How to force package configs re-install?

I used the Nix Package Manager, via nix-shell, to temporarily install podman on CentOS 7.9 to see if the upgraded version worked.

podman 5.0.3 didn’t work. There were keys and container sources in place from the original platform install of podman 1.6.4. So, I exited nix-shell, uninstalled the yum packages and moved the /etc/container, /user/share/container, and ~/.config/container directories to backup and hoped that the Nix Package Manager “re-install” would re-create them for the Nix context. It didn’t.

Is there a way to force the package to generate the configurations?
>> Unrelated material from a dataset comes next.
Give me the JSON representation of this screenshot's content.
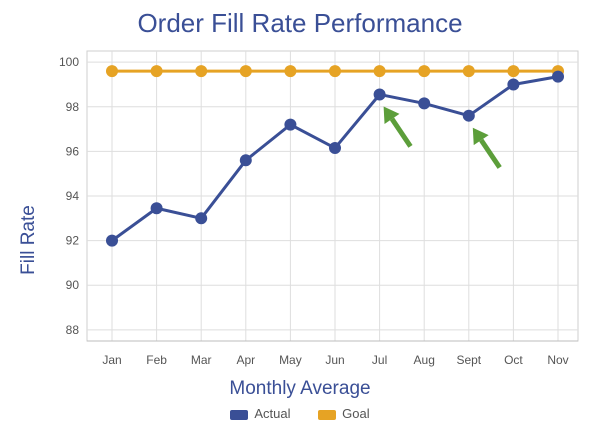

I think that since I already have the package in the store, that Nix is just re-creating a temporary environment with links pointing to the right places. I suspect (sorry noob here) that if it was a first time install it would have created those configuration files, but that it elects not to over-write them if they exist already. A sensible default. But if I re-run

nix-shell -p podman

a second time, it finds the package that it downloaded earlier in the store and just re-establishes the links. I can’t seem to find any option to regenerate the config files, assuming I’m right in my guess about what it would have done on the first install.

Although Podman complaining about missing global policy.json while a local one is present #19073 is a different problem, it gives me some confidence that my assumptions are correct, that nix-shell should be creating the configuration files.

I’m thinking that running nix-shell with --expr and some derivation that triggers the package re-install might be the way to go… now to figure out how to do that :hand_with_index_finger_and_thumb_crossed:

Your idea is a bit twisted… Nix makes installations reproducible. Now, if “reinstalling” it (although just with nix-shell) the behavior of the application is always the same, it probably means that in one of the previous invocation the command has persisted on disk some kind of additional config that now re-reads everytime is run… probably in you home directory, that Nix usually doesn’t touch. Have you tried deleting your user’s podman config?

twisted…

Guilty as charged :wink:

Have you tried deleting your user’s podman config

Yes, my backup nuked all of that, including userland.

That was actually overkill, so I used yum to reinstall, then uninstall, which generated enough configs that Nix version could complain about a missing policy. Since I was hacking, I copied the backup policy from /etc/containers to userland, then I could pull images, but not run them. There’s some namespace binding problem… and I’ve run out of day, and am doing too much hacking.

P.S. great reference link. :heart_eyes:

For posterity… one thing I think should be pointed out is that using the podman package on NixOS is fine, but, if using Nix Package Manager on a guest OS, that package is not likely to work because podman requires deep integration into the internals of the host OS, like cgroups and namespaces and other things.

As the podman page on the nixos wiki mentions points out:

Note that rootless podman requires newuidmap (from shadow). If you’re not on NixOS, this cannot be supplied by the Nix package ‘shadow’ since setuid/setgid programs are not currently supported by Nix.

One is typically better off installing podman or Docker on the host using the hosts installer or package manager. Since my host was constrained to a really old version with only an ancient version of podman that had problems, I was hoping that the Nix Package Manager would be a nice work-around. For most things it is, but not for podman due to these problems.

However, if a working podman is available on the host, then nix-shell with the Nix Package Manager is an excellent way to build containers.